Man accused of killing wife can't escape justice through deportation, SCC rules
Sivaloganathan Thanabalasingham arrives for a detention review at the Immigration and Refugee Board of Canada in Montreal, Thursday, April 13, 2017. (THE CANADIAN PRESS / Graham Hughes)
Published Wednesday, April 17, 2019 12:30PM EDT
Quebec’s top court erred in ruling that proceeding with a murder case was unnecessary because the accused had been deported, the Supreme Court of Canada said Wednesday.
The Supreme Court ordered the Court of Appeal of Quebec to reconsider the Crown’s appeal in the case Sivaloganathan Thanabalasingham.
“The mere fact that an individual has been deported, even if he has been deported to a country with which Canada does not have an extradition treaty, does not render a case moot,” Chief Justice Richard Wagner said while delivering the court’s decision.
Thanabalasingham was charged with second-degree murder in 2012 in connection with the stabbing death of Anuja Baskaran, his wife. His trial was scheduled to begin in 2017, but was cancelled after a judge ruled that his right to be tried within a reasonable timeframe had been violated and stayed the charge.
Thanabalasingham, a permanent resident who had arrived in Canada as a refugee, was then ordered to be deported to Sri Lanka even though the Crown’s appeal of the judge’s decision remained outstanding. According to the appeal court, deportation officers found that he “wanted to leave Canada as soon as possible” and no longer feared what would happen to him if he was in Sri Lanka, meaning he no longer needed refugee protection.
The Quebec appeal court ruled last year against reinstating the charge and ordering a new trial. It said that it saw no evidence that a new trial “will or could plausibly ever happen,” given that Thanabalasingham had been deported and Canada does not have an extradition treaty with Sri Lanka.
It was this ruling that the Crown took issue with in its appeal to the Supreme Court, arguing that the test should have been whether a second trial was even remotely possible, not whether it was likely.

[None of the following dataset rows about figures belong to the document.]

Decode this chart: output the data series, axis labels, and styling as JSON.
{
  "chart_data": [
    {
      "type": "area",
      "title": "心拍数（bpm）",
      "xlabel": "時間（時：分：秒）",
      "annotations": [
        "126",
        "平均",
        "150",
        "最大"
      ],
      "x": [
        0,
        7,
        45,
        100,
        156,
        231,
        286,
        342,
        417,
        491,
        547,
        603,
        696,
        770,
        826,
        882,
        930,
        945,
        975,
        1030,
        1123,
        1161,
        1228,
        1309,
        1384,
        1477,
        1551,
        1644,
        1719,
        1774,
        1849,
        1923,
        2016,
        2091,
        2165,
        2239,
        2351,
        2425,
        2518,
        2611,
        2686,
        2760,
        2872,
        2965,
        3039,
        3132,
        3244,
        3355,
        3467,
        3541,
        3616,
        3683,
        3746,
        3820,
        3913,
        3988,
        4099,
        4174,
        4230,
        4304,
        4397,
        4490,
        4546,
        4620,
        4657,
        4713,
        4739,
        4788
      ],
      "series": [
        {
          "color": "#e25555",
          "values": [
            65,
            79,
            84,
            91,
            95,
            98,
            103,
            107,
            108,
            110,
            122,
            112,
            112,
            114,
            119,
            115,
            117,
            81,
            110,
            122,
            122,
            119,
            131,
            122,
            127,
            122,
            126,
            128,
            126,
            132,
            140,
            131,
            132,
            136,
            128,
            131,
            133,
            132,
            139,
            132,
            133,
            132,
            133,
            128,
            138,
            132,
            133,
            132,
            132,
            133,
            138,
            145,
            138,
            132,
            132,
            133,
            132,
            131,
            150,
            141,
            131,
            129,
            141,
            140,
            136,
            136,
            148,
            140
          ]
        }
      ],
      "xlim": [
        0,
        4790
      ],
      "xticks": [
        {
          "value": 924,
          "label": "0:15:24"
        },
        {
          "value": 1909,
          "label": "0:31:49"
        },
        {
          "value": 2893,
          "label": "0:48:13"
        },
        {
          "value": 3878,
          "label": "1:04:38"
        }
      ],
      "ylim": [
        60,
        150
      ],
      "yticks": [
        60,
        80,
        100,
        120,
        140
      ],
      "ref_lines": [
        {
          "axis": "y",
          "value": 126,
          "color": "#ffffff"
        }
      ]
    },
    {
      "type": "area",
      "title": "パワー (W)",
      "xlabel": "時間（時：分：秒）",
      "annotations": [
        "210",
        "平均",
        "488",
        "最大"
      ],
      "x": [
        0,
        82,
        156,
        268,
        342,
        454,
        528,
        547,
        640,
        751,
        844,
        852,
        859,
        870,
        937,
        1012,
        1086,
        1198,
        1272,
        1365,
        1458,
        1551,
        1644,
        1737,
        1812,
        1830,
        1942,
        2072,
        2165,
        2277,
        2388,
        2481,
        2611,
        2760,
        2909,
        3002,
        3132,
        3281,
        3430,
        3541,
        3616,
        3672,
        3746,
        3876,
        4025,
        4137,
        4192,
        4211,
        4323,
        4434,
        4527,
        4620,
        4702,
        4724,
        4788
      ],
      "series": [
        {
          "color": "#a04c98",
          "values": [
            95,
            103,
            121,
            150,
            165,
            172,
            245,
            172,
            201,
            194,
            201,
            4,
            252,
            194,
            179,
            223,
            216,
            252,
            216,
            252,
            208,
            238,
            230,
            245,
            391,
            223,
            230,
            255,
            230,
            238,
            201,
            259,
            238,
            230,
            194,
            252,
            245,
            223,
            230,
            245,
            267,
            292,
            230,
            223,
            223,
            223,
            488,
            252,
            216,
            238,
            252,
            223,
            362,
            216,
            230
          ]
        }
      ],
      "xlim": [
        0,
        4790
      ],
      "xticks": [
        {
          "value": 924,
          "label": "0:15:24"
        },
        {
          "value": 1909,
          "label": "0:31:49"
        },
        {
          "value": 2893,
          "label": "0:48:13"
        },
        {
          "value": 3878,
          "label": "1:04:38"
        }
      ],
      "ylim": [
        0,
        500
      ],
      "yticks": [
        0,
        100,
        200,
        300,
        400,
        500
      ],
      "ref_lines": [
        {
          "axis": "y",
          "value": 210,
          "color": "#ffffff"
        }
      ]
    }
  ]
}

“If you have to quantify the likelihood or the probability, it becomes impossible given the infinite number of situations that could occur,” Christian Jarry said in making the Crown’s argument.
Criminal cases in Canada are typically declared moot if an accused person dies while the case is before the courts, or if charges are stayed and no appeals are outstanding.
Jarry compared the situation to how the courts would have handled a situation where an accused left the country of their own volition before police caught up with them.
“The judge issuing the arrest warrant wouldn’t have cared if the police knew exactly where the accused was and whether or not Canada had an extradition treaty with that country,” he said.
“Why would an accused’s departure from Canada immunize or protect that accused against prosecution?”
The Supreme Court seemed to agree with this assessment, with Wagner saying Wednesday that eight out of nine judges believed the case against Thanabalasingham was “clearly not moot.”
The Court of Appeal of Quebec will now have to judge the Crown’s appeal on its merits, which could mean maintaining the stay of charges or reversing it and ordering a new trial.